Genetic and phenotypic analysis of CREB-binding protein and Pointed during oogenesis in Drosophila melanogaster

To investigate the mechanisms by which intercellular signaling directs pattern formation, I have focused on the development of the dorsal-ventral (DV) axis during oogenesis in Drosophila melanogaster. Establishment and patterning of the DV axis during oogenesis is the result of signaling through the Epidermal Growth Factor Receptor (EGFR) pathway. Proper patterning gives rise to two dorsal respiratory appendages on the eggshell, or chorion. The current model for epithelial patterning involves autoregulation of the EGFR pathway through activation of the downstream target genes rhomboid (rho) and argos (aos). EGFR signaling in the dorsal follicular epithelium, initiated by the EGFR ligand Gurken, leads to the expression of rho. Rho leads to the local activation of the ligand Spitz which further amplifies EGFR activity within the epithelium. Maximal levels of EGFR signaling result in expression of aos in the midline. Aos inhibits EGFR locally thereby bisecting its activity profile into two dorsal lateral patches, which will produce the two dorsal appendages via expression of Broad-Complex (BR-C). The interaction between these EGFR signaling components is well characterized; however, their regulation at the transcriptional level remains largely unknown.
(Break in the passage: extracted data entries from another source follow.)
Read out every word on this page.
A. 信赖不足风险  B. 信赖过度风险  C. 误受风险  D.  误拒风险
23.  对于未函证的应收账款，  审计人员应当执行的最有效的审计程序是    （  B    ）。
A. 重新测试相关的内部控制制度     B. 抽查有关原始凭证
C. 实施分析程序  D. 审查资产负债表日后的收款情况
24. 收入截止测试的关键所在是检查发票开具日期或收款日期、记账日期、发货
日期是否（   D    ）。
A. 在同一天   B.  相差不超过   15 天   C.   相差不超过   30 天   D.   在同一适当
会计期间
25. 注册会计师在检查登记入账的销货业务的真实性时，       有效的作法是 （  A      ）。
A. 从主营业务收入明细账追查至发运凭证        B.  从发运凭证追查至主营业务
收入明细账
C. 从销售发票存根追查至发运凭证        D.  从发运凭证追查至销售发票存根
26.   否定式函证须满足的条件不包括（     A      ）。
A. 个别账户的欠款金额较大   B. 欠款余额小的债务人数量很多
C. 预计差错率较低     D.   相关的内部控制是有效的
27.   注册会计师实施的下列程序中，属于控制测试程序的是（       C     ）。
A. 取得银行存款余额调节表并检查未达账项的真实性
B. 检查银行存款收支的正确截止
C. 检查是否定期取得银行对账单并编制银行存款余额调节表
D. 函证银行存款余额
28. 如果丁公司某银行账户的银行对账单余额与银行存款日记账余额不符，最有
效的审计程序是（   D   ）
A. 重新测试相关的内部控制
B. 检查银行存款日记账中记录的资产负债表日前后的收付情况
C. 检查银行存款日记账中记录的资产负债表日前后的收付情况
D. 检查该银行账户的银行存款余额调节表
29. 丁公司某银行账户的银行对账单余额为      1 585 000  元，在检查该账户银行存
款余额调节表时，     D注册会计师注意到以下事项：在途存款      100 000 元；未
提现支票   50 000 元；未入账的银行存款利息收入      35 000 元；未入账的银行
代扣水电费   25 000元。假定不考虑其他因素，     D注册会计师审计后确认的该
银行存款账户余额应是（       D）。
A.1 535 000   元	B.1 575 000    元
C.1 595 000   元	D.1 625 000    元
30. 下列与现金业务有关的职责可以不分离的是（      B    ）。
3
I have identified nejire ( nej), which encodes the Drosophila homolog of CREB-Binding Protein (dCBP), as a component of DV patterning and EGFR signaling. CBP is a transcriptional co-regulator involved in many signaling networks, and has been implicated in cancer and neurodegenerative diseases. I have determined that nej loss-of-function mutations alter patterning of the chorion, affecting only a subset of EGFR dependent processes in this context. Comparison of the effects of nej on targets of EGFR signaling, suggests that dCBP is necessary for autoregulation of EGFR signaling during dorsal patterning. Furthermore, I present genetic and biochemical evidence that CBP functions with the ETS domain-containing transcription factor Pointed (Pnt) in epithelial patterning. Finally, I present evidence overturning the current paradigm of Aos mediated epithelial patterning. My work represents the first link between EGFR signaling and CBP activity in a developmental context and suggests that distinct transcriptional responses to EGFR signaling are likely to be mediated in part through the actions of CBP.